Monday, March 12, 2012

Mabul


This part of my life, this part right here, is called being on a tropical paradise island learning how to scuba dive and make apps.

So for three days we have been living on the island of Mabul off the coast of Borneo. The whole place surrounded by turquoise waters and tons of coral reefs. The school here is kick-ass! Scuba Junkie sets the bar 30% higher than PADI requires it to, basically offering one of the best educations for dive masters anywhere in the world, which in turn basically guarantees you a job after you're done since people know about this place.

So far I've been getting a few more fun-dives in my log-book so that I can start the Rescue Diver and DMT courses. But nonetheless this week has been spectacular. The first day of dives I saw probably close to 10 giant sea turtles as well as countless other species of fish which I've barely even heard of just off the island. Today started with me waking up to watch turtle hatchlings crawl into the sea after which we went muck diving on this beautiful tropical island and saw so many things.
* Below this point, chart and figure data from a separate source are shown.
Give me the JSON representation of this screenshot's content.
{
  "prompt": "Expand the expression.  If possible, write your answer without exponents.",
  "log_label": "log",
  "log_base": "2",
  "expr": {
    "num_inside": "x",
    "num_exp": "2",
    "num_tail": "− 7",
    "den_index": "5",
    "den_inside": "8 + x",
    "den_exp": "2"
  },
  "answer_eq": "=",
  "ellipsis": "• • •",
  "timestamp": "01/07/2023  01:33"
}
Sea horses, invisible shrimp that clean other fishes and animals, super poisonous sea snakes, even a coconut octopus which is an octopus that uses coconut shells for protection. I can feel my confidence growing with each dive, and today I was really feeling how my buoyancy control reached a new level.
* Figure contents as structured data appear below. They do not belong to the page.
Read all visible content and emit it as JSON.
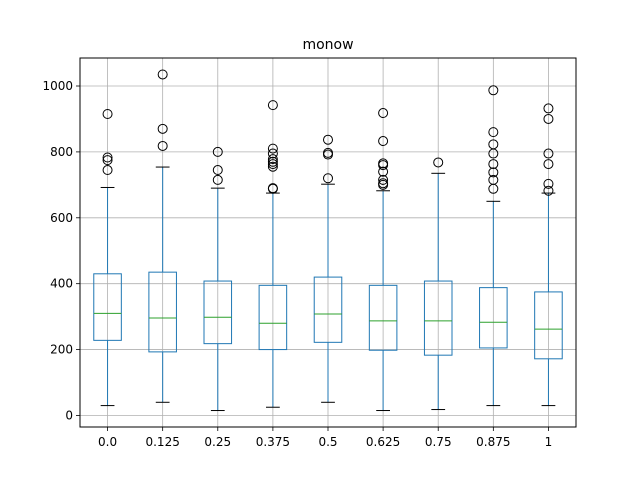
{
  "chart_data": {
    "type": "box",
    "title": "monow",
    "xlabel": "",
    "ylabel": "",
    "grid": true,
    "ylim": [
      -35,
      1085
    ],
    "yticks": [
      0,
      200,
      400,
      600,
      800,
      1000
    ],
    "categories": [
      "0.0",
      "0.125",
      "0.25",
      "0.375",
      "0.5",
      "0.625",
      "0.75",
      "0.875",
      "1"
    ],
    "boxes": [
      {
        "category": "0.0",
        "whisker_low": 30,
        "q1": 228,
        "median": 310,
        "q3": 430,
        "whisker_high": 692,
        "outliers": [
          745,
          775,
          783,
          915
        ]
      },
      {
        "category": "0.125",
        "whisker_low": 40,
        "q1": 193,
        "median": 296,
        "q3": 435,
        "whisker_high": 754,
        "outliers": [
          818,
          870,
          1035
        ]
      },
      {
        "category": "0.25",
        "whisker_low": 15,
        "q1": 218,
        "median": 298,
        "q3": 408,
        "whisker_high": 690,
        "outliers": [
          715,
          745,
          800
        ]
      },
      {
        "category": "0.375",
        "whisker_low": 25,
        "q1": 200,
        "median": 280,
        "q3": 395,
        "whisker_high": 675,
        "outliers": [
          688,
          690,
          755,
          763,
          770,
          778,
          795,
          810,
          942
        ]
      },
      {
        "category": "0.5",
        "whisker_low": 40,
        "q1": 222,
        "median": 308,
        "q3": 420,
        "whisker_high": 702,
        "outliers": [
          720,
          792,
          797,
          837
        ]
      },
      {
        "category": "0.625",
        "whisker_low": 15,
        "q1": 198,
        "median": 287,
        "q3": 395,
        "whisker_high": 682,
        "outliers": [
          700,
          705,
          715,
          740,
          760,
          765,
          833,
          918
        ]
      },
      {
        "category": "0.75",
        "whisker_low": 18,
        "q1": 183,
        "median": 287,
        "q3": 408,
        "whisker_high": 735,
        "outliers": [
          768
        ]
      },
      {
        "category": "0.875",
        "whisker_low": 30,
        "q1": 205,
        "median": 283,
        "q3": 388,
        "whisker_high": 650,
        "outliers": [
          688,
          715,
          738,
          763,
          795,
          823,
          860,
          987
        ]
      },
      {
        "category": "1",
        "whisker_low": 30,
        "q1": 172,
        "median": 262,
        "q3": 375,
        "whisker_high": 675,
        "outliers": [
          682,
          703,
          763,
          795,
          900,
          932
        ]
      }
    ],
    "colors": {
      "box": "#1f77b4",
      "median": "#2ca02c",
      "whisker": "#1f77b4",
      "cap": "#000000",
      "outlier": "#000000",
      "grid": "#b0b0b0"
    }
  }
}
My app programming skills are reaching new levels too, I've managed to get apps working which let you move, shrink, grow and touch objects on the screen as well as change images with animations and redirect you to websites and other apps. Amazing.
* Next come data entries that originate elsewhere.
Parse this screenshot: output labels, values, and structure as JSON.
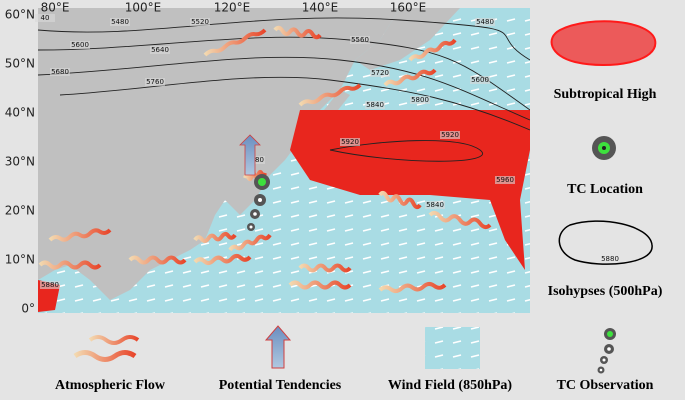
{
  "map": {
    "lon_labels": [
      "80°E",
      "100°E",
      "120°E",
      "140°E",
      "160°E"
    ],
    "lat_labels": [
      "60°N",
      "50°N",
      "40°N",
      "30°N",
      "20°N",
      "10°N",
      "0°"
    ],
    "contour_labels": [
      "40",
      "5480",
      "5520",
      "5600",
      "5640",
      "5680",
      "5760",
      "5560",
      "5720",
      "5840",
      "5800",
      "5480",
      "5600",
      "5920",
      "5880",
      "5920",
      "5960",
      "5840",
      "5880"
    ]
  },
  "legend": {
    "subtropical_high": "Subtropical High",
    "tc_location": "TC Location",
    "isohypses": "Isohypses (500hPa)",
    "isohypse_example": "5880",
    "atmospheric_flow": "Atmospheric  Flow",
    "potential_tendencies": "Potential Tendencies",
    "wind_field": "Wind Field (850hPa)",
    "tc_observation": "TC Observation"
  }
}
Also it's been so good to finally see Nishra. I've missed her like crazy




I am feeling like shit right now though becaaaaaause we each slept in these camping hammocks strapped to palm trees. I know, look at the picture, looks like paradise right? WELL IT ISN'T! I slept like 3 hours last night, listening to everything from cicadas to jungle noises, worrying about villagers killing and eating us at night, rain and wind smattering at your head as well as having the trees crawling with centipedes as we put up the hammocks at night.

Not my idea of a good time, but we save like 160 SEK every night we do it.
So we'll see. One more night and I'll decide what I do the rest of the month.